A group that has been gathering petition signatures to ban Tucson's red light cameras turned them in Friday.
The group says it has more than enough signatures to put the question on the November ballot so voters can decide whether to keep the cameras.
The process began contentiously as petition organizer, John Kromko, began by criticizing the office of City Clerk Roger Randolph.
Kromko addressed the news media members present: "Come back and hang these guys by their thumbs okay if this doesn't work out because we're going out on a limb here. They're going to give me a receipt that isn't worth very much.
Randolph responded, "John, you're questioning my integrity and I have a real issue with that.
Randolph: "Because this office has got strong integrity."
Kromko: "If you would ahh."
Randolph: "If you would question that in the press then I take exception to that."
Kromko, a former legislator, is heading the Tucson Traffic Justice Committee that wants to ban red light cameras at Tucson intersections.
"We all know cameras are a scam and we have to work on that," said Kromko. "A lot of people still think it's about safety. They don't realize this city has turned over enforcement to a private, profit-making company who lobbied the legislature to set traps for citizens."
Tucson Police say they are proven to reduce collisions and make intersections safer.
"We have statistical data that's been kept since each one of these has been implemented that shows that they change driver behavior," said Sgt. Chris Widmer of Tucson Police. "They decrease collisions and that's a big thing that has us sold on them and that's why we support them."
The petition backers contend the cameras merely are revenue generators.
After the short confrontation, Kromko and his group handed over the petitions to the City Clerk Randolph.

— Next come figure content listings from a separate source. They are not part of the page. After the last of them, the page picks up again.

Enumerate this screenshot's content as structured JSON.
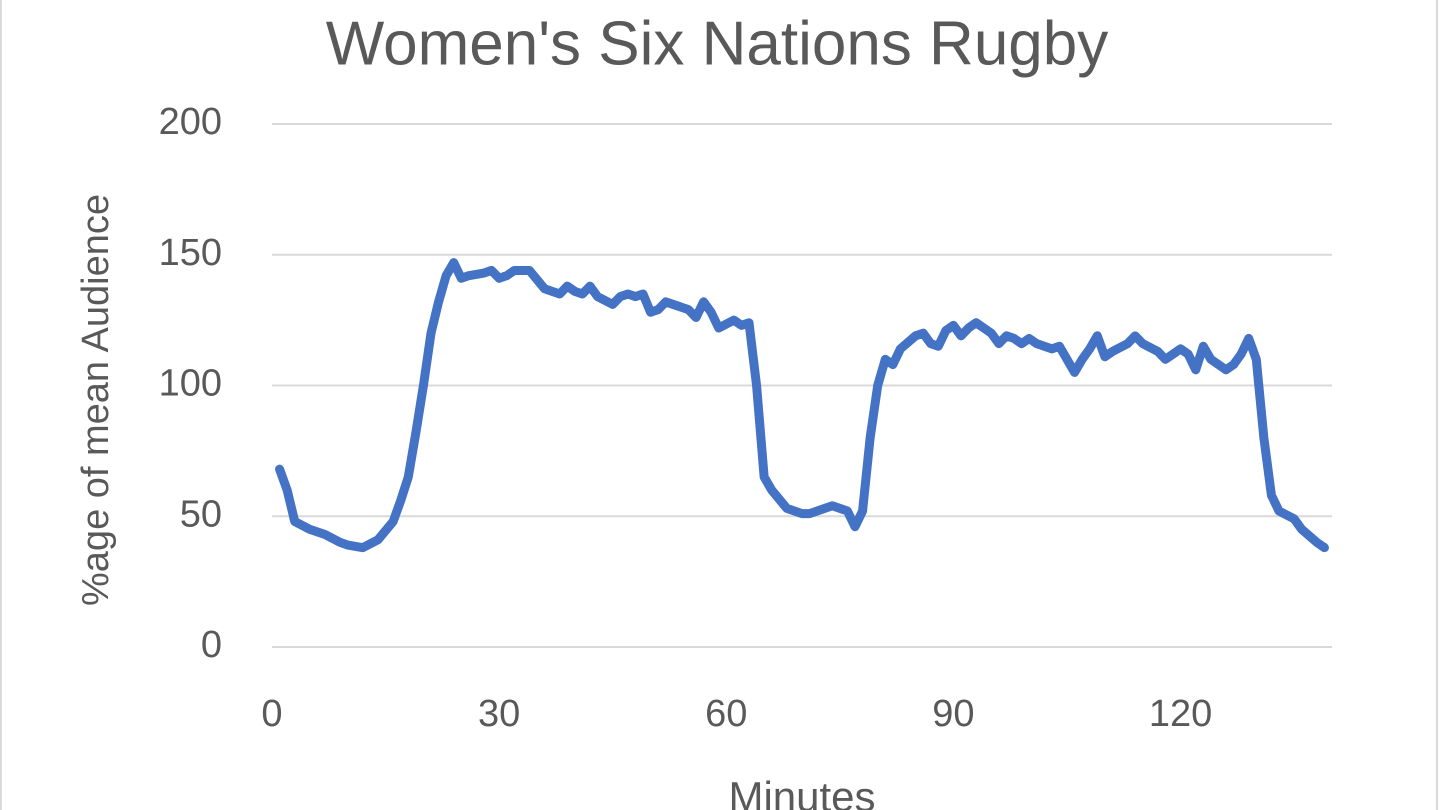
{
  "chart_data": {
    "type": "line",
    "title": "Women's Six Nations Rugby",
    "x_label": "Minutes",
    "y_label": "%age of mean Audience",
    "x": [
      1,
      2,
      3,
      5,
      7,
      9,
      10,
      12,
      14,
      16,
      17,
      18,
      19,
      20,
      21,
      22,
      23,
      24,
      25,
      26,
      28,
      29,
      30,
      31,
      32,
      33,
      34,
      36,
      38,
      39,
      40,
      41,
      42,
      43,
      45,
      46,
      47,
      48,
      49,
      50,
      51,
      52,
      53,
      55,
      56,
      57,
      58,
      59,
      61,
      62,
      63,
      64,
      65,
      66,
      68,
      70,
      71,
      72,
      73,
      74,
      75,
      76,
      77,
      78,
      79,
      80,
      81,
      82,
      83,
      85,
      86,
      87,
      88,
      89,
      90,
      91,
      92,
      93,
      94,
      95,
      96,
      97,
      98,
      99,
      100,
      101,
      102,
      103,
      104,
      105,
      106,
      107,
      108,
      109,
      110,
      111,
      113,
      114,
      115,
      117,
      118,
      119,
      120,
      121,
      122,
      123,
      124,
      126,
      127,
      128,
      129,
      130,
      131,
      132,
      133,
      135,
      136,
      138,
      139
    ],
    "series": [
      {
        "name": "Audience",
        "color": "#4472c4",
        "values": [
          68,
          60,
          48,
          45,
          43,
          40,
          39,
          38,
          41,
          48,
          56,
          65,
          82,
          100,
          120,
          132,
          142,
          147,
          141,
          142,
          143,
          144,
          141,
          142,
          144,
          144,
          144,
          137,
          135,
          138,
          136,
          135,
          138,
          134,
          131,
          134,
          135,
          134,
          135,
          128,
          129,
          132,
          131,
          129,
          126,
          132,
          128,
          122,
          125,
          123,
          124,
          100,
          65,
          60,
          53,
          51,
          51,
          52,
          53,
          54,
          53,
          52,
          46,
          52,
          80,
          100,
          110,
          108,
          114,
          119,
          120,
          116,
          115,
          121,
          123,
          119,
          122,
          124,
          122,
          120,
          116,
          119,
          118,
          116,
          118,
          116,
          115,
          114,
          115,
          110,
          105,
          110,
          114,
          119,
          111,
          113,
          116,
          119,
          116,
          113,
          110,
          112,
          114,
          112,
          106,
          115,
          110,
          106,
          108,
          112,
          118,
          110,
          80,
          58,
          52,
          49,
          45,
          40,
          38
        ]
      }
    ],
    "xlim": [
      0,
      140
    ],
    "xticks": [
      0,
      30,
      60,
      90,
      120
    ],
    "ylim": [
      0,
      200
    ],
    "yticks": [
      0,
      50,
      100,
      150,
      200
    ],
    "grid": true
  }
}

Randolph's office counted the pages in front of Kromko and this group, then securely packed the petitions in boxes.
Both Kromko and Randolph signed their names on the boxes which were then put into a vault at city hall.
Randolph says the boxes will not be touched until Monday when they are opened with representatives of Kromko's group present.
That's when the signatures will be counted and a sample sent to the Pima County Recorders office for verification.
The camera opponents say they gathered about 22,000 signatures.
They need 12,730 to put the question on the November 5th ballot.